Sabe-se que cada vez mais os centros urbanos ganham incentivos à verticalização, ou seja, a construção de edifícios, em detrimento de condomínios ou loteamento de casas.
Percebe-se, ainda, uma tendência clara destes empreendimentos estarem sendo desenvolvidos em áreas periféricas de expansão urbana, onde ainda há um maior espaço disponível.
Nesse contexto de saturação de áreas em centros urbanos é que ganha destaque a viabilização de uso de áreas contaminadas, objeto deste artigo. Afinal, as áreas contaminadas podem ser atrativas aos investimentos do setor imobiliário?
A resposta para essa pergunta é: depende. A compra de terrenos em que há áreas contaminadas pode ser um bom negócio para construção civil, desde que observados os requisitos mínimos para o gerenciamento de áreas contaminadas.
O Estado de São Paulo, por exemplo, pioneiro na elaboração de diretrizes e procedimentos para a proteção da qualidade do solo e gerenciamento de áreas contaminadas, possui ao todo 6.484 áreas registradas como contaminadas e reabilitadas¹. De acordo com a Lei Estadual n. 13.577/2009, que regulamenta o assunto, as áreas contaminadas são definidas como áreas, terrenos, locais, instalações, edificações, ou benfeitorias que contenham quantidades ou concentrações de matéria em condições que causem ou possam causar danos à saúde humana, ao meio ambiente ou a outro bem a proteger.
Por outro lado, o artigo 3º, inciso V, prevê a possibilidade de reutilização de áreas contaminadas que já foram remediadas. Assim, após todo processo de remediação e confirmação pelo órgão ambiental, essas áreas tornam-se passíveis de serem utilizadas uma vez que restabelecidas ao nível de risco aceitável à saúde humana.
Cabe registrar que a matéria também é regulamentada pela Resolução CONAMA 420/2009, a qual dispõe sobre os critérios e valores orientadores de qualidade do solo quanto à presença de substâncias químicas e estabelecendo diretrizes para o gerenciamento ambiental de áreas contaminadas.

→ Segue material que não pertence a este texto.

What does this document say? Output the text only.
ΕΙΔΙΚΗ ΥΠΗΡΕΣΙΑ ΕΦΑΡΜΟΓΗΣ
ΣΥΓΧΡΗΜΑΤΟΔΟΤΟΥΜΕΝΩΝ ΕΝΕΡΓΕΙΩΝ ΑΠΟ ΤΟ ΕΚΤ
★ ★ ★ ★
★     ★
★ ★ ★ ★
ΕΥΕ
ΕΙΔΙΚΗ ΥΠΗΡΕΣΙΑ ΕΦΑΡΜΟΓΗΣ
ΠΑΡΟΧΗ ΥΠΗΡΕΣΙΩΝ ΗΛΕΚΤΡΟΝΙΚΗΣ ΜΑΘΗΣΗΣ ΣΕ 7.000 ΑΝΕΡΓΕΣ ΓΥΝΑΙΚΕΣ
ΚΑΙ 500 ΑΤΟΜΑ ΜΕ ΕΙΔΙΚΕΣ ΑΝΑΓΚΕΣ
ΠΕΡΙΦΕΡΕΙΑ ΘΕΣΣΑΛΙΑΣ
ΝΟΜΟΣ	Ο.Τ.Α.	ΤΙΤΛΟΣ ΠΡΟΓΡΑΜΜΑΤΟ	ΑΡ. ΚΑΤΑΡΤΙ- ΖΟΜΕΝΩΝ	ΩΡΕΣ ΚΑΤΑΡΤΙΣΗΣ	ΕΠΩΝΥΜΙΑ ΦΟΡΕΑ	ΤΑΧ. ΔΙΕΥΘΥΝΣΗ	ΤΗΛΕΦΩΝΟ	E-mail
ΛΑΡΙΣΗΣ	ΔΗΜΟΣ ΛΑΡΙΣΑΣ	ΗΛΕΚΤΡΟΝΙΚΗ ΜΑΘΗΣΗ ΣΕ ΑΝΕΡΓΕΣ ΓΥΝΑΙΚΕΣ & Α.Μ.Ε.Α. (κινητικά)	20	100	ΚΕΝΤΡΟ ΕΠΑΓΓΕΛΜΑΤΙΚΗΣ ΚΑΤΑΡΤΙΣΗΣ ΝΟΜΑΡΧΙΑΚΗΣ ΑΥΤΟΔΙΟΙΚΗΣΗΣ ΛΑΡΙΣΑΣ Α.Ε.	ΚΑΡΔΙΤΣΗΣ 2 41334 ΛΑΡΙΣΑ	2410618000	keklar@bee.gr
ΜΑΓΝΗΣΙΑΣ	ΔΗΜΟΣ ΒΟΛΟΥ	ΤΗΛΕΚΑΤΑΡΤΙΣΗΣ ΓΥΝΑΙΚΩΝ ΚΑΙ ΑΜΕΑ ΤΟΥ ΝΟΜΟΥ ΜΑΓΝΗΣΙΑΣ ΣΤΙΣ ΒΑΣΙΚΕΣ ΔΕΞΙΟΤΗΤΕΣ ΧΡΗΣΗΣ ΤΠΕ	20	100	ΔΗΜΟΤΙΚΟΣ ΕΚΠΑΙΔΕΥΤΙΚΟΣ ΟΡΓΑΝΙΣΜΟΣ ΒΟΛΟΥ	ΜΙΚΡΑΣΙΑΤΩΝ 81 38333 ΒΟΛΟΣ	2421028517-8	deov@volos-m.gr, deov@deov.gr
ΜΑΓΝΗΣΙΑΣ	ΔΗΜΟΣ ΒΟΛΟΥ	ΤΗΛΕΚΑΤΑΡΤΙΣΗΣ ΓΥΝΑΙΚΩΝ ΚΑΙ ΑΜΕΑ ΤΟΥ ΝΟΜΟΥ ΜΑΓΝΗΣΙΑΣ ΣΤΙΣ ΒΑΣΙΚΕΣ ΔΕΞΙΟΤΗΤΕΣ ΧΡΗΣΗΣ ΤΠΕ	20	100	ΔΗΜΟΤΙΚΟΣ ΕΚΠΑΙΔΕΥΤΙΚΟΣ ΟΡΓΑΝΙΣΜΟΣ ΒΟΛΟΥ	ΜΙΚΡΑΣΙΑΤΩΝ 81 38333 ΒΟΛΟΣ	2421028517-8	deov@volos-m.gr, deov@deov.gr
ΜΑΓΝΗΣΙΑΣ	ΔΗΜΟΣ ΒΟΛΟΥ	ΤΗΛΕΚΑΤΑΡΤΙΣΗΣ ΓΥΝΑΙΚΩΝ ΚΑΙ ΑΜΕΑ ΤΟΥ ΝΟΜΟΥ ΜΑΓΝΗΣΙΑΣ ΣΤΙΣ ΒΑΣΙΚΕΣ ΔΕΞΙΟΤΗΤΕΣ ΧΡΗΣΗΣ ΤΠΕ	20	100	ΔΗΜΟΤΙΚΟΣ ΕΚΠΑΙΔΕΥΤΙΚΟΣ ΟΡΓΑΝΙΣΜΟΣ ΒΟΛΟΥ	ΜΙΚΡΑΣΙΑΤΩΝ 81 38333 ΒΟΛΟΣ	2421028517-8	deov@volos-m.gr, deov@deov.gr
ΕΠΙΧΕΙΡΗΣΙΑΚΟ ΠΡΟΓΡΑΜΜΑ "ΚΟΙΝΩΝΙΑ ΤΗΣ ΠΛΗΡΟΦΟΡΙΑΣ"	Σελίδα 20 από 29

Como se vê, a reabilitação e reutilização de áreas contaminadas pode ser uma alternativa de uso e de crescimento do setor imobiliário em áreas urbanas. Não se pode perder de vista, obviamente, que todo processo de remediação tem um custo, passível de ser utilizado como moeda de troca em uma negociação de compra e venda. No entanto, os empreendedores que pretendem adquirir e fazer uso futuro dessas áreas devem, antes de adquiri-las, passar pelo devido processo de due diligence da área, e caso identificada a contaminação, passar por um processo de descontaminação até que a área se torne reabilitada para o uso desejado. Ressalte-se que a comprovação e a validação da reabilitação da área pelo órgão ambiental faz com que os riscos de responsabilização ambiental diminuam de forma considerável.
A discussão sobre o importante tema já foi levada aos tribunais e, por oportuno, cabe aqui mencionar a polêmica decisão proferida pelo Tribunal de Justiça do Estado de São Paulo em julgamento de recurso interposto pela Companhia Ambiental do Estado de São Paulo – CETESB contra decisão que determinou a produção de uma nova prova pericial “a fim de buscar alternativas reparadoras e mitigadoras”.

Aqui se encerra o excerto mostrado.